Re: [v3 PATCH 8/8] RISC-V: Assign hwcap only according to boot cpu.

From: David Abdurachmanov
Date: Fri Feb 08 2019 - 23:32:30 EST


On Sat, Feb 9, 2019 at 12:03 AM Atish Patra <atish.patra@xxxxxxx> wrote:
>
> On 2/8/19 1:11 AM, Christoph Hellwig wrote:
> >> + * We don't support running Linux on hertergenous ISA systems.
> >> + * But first "okay" processor might not be the boot cpu.
> >> + * Check the ISA of boot cpu.
> >
> > Please use up your available 80 characters per line in comments.
> >
> I will fix it.
>
> >> + /*
> >> + * All "okay" hart should have same isa. We don't know how to
> >> + * handle if they don't. Throw a warning for now.
> >> + */
> >> + if (elf_hwcap && temp_hwcap != elf_hwcap)
> >> + pr_warn("isa mismatch: 0x%lx != 0x%lx\n",
> >> + elf_hwcap, temp_hwcap);
> >> +
> >> + if (hartid == boot_cpu_hartid)
> >> + boot_hwcap = temp_hwcap;
> >> + elf_hwcap = temp_hwcap;
> >
> > So we always set elf_hwcap to the capabilities of the previous cpu.
> >
> >> + temp_hwcap = 0;
> >
> > I think tmp_hwcap should be declared and initialized inside the outer loop
> > instead having to manually reset it like this.
> >
> >> + }
> >>
> >> + elf_hwcap = boot_hwcap;
> >
> > And then reset it here to the boot cpu.
> >
> > Shoudn't we only report the features supported by all cores? Otherwise
> > we'll still have problems if the boot cpu supports a feature, but not
> > others.
> >
>
> Hmm. The other side of the argument is boot cpu does have a feature that
> is not supported by other hart that didn't even boot.
> The user space may execute something based on boot cpu capability but
> that won't be enabled.
>
> At least, in this way we know that we are compatible completely with
> boot cpu capabilities. Thoughts ?

There is one example on the market, e.g., Samsung Exynos 9810.

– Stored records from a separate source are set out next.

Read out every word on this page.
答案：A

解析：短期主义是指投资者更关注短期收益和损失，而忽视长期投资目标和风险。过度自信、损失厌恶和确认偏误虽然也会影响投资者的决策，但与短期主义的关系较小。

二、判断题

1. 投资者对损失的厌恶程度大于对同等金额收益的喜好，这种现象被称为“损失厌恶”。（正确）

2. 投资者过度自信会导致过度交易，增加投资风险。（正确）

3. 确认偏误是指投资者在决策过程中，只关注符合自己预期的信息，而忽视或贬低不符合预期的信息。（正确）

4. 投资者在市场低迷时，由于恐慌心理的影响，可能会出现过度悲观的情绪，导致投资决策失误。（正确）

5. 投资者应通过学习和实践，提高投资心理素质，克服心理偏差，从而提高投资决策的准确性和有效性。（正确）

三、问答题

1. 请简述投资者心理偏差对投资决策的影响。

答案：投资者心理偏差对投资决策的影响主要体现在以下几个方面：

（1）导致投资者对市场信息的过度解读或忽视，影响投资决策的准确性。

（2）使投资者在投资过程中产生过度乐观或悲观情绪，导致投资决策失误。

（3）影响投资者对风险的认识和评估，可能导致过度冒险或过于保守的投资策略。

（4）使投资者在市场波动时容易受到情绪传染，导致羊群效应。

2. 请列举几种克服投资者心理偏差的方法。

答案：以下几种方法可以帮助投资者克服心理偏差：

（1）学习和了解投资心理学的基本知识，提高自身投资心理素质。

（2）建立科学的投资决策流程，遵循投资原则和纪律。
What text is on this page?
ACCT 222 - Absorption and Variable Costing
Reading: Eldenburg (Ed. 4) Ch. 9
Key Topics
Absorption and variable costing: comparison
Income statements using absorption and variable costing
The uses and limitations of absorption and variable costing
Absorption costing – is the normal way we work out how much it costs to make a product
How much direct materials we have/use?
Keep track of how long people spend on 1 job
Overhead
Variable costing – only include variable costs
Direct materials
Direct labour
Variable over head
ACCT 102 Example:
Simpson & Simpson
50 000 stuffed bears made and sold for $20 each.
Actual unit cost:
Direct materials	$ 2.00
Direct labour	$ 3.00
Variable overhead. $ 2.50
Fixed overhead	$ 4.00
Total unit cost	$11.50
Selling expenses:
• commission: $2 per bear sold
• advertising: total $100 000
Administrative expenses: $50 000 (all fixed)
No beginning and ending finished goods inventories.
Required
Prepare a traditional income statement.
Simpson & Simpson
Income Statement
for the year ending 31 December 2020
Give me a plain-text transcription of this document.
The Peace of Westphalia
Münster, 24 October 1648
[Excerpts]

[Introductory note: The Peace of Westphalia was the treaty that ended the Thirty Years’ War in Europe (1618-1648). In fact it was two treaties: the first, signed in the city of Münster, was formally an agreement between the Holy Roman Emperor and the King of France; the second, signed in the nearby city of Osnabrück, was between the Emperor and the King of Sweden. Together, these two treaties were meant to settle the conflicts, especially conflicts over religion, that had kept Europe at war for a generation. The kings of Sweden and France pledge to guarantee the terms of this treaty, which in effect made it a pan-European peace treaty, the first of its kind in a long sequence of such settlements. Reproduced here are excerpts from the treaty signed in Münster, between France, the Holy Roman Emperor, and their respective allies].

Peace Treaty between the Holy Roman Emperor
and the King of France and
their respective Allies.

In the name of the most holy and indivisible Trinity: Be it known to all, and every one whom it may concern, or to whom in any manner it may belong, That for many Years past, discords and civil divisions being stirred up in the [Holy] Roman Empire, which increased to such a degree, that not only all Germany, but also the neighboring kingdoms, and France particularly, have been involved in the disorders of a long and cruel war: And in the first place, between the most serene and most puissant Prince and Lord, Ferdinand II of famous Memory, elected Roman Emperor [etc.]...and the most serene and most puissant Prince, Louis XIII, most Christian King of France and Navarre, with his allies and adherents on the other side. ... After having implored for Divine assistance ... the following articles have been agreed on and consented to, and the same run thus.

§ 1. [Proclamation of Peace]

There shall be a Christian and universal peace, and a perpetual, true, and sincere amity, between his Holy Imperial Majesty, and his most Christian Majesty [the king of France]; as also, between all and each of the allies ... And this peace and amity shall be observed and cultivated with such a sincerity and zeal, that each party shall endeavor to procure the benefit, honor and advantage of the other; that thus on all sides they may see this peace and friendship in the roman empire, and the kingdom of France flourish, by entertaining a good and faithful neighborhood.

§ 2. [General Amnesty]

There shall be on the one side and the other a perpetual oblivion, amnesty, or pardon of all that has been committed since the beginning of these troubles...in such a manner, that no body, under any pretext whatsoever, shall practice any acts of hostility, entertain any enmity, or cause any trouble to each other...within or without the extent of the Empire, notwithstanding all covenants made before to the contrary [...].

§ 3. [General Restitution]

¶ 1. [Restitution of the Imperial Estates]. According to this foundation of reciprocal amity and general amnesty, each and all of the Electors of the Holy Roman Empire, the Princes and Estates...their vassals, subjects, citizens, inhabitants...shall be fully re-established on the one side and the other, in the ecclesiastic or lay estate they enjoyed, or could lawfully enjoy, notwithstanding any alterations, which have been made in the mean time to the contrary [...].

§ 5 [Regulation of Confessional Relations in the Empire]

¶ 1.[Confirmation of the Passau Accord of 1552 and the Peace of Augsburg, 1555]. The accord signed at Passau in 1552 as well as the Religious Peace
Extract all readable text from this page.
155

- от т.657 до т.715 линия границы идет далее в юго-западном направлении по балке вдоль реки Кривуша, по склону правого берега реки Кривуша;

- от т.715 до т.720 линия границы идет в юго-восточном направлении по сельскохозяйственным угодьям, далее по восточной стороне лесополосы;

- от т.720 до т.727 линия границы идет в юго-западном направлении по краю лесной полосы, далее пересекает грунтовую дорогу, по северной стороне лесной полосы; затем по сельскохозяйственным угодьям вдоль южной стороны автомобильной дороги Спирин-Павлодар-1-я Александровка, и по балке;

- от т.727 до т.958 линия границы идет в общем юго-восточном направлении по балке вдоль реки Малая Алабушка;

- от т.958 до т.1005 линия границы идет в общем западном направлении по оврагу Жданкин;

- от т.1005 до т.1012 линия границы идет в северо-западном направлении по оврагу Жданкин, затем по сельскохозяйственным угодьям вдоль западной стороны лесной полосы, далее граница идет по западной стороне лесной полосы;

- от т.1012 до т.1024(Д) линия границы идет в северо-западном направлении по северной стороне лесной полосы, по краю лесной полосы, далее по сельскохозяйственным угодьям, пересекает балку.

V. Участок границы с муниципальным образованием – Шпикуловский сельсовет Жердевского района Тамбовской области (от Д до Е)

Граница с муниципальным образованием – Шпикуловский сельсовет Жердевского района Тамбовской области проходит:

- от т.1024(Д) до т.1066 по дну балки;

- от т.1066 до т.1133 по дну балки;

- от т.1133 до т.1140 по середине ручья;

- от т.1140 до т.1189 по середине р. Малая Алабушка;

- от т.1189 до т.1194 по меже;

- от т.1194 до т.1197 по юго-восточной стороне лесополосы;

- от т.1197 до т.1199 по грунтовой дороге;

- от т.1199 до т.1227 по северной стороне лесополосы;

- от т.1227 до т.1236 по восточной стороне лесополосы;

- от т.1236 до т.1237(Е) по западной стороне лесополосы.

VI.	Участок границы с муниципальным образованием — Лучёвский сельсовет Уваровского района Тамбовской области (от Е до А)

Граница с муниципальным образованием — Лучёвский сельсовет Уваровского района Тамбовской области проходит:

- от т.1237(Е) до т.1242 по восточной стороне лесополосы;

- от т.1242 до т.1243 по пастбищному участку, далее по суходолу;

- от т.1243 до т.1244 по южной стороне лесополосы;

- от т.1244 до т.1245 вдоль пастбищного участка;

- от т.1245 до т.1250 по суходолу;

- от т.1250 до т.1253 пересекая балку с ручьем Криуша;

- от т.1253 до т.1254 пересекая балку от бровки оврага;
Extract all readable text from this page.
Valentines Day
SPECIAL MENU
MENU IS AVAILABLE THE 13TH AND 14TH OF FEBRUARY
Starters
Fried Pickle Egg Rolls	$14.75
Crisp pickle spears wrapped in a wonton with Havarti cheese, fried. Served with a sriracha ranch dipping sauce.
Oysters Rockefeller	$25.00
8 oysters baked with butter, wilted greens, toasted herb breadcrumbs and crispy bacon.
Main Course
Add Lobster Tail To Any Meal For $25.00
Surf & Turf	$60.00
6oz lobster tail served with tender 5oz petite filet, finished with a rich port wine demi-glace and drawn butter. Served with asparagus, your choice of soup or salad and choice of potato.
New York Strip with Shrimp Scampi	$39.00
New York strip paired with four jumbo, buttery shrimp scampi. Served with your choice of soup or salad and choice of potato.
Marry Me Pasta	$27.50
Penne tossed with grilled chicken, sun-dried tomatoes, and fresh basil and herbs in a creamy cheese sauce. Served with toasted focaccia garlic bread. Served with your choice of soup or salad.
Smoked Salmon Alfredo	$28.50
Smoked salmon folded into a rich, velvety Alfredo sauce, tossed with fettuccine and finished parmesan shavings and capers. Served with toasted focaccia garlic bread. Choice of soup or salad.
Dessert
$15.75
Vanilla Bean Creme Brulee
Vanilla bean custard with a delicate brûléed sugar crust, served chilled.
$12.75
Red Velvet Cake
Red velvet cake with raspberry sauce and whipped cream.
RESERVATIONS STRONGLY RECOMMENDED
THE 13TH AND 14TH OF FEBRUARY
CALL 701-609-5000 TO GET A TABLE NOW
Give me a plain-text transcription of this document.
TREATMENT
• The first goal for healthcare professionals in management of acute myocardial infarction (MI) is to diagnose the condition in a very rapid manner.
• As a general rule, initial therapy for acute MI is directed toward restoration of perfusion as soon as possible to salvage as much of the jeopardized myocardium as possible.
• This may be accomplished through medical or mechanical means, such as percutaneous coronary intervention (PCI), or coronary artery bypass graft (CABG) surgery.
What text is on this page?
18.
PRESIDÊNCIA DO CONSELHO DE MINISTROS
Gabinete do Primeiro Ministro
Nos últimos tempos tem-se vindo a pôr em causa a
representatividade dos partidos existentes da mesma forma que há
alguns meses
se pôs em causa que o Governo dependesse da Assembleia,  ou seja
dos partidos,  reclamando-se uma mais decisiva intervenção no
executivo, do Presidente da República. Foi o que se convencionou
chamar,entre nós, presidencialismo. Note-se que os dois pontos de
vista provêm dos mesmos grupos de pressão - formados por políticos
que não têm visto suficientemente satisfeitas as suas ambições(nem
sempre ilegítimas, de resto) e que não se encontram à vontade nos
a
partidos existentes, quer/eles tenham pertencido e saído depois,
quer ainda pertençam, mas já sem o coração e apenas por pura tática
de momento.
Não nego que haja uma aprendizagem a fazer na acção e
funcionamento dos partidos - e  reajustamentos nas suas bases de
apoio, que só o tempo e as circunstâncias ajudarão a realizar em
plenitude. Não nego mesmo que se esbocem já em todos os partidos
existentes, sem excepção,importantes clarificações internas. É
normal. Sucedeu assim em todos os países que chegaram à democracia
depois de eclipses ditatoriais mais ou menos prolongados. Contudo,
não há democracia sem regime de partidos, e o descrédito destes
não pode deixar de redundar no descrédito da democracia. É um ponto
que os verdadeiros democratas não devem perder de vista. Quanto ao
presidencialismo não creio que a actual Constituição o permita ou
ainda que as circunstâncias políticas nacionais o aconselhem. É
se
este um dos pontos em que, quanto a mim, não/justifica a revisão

Mongoose 3 (big cores) only support ARMv8.0, while Cortex-A55
(little ones) support ARMv8.2 (and that brings atomics support).
I think, it's the only ARM SOC that supports different ISA extensions
between cores on the same package.

Kernel scheduler doesn't know that big cores are missing atomics
support or that applications needs it and moves the thread
resulting in illegal instruction.

E.g., see Golang issue: https://github.com/golang/go/issues/28431

I also recall Jon Masters (Computer Architect at Red Hat) advocating
against having cores with mismatched capabilities on the server market.

It just causes more problems down the line.

david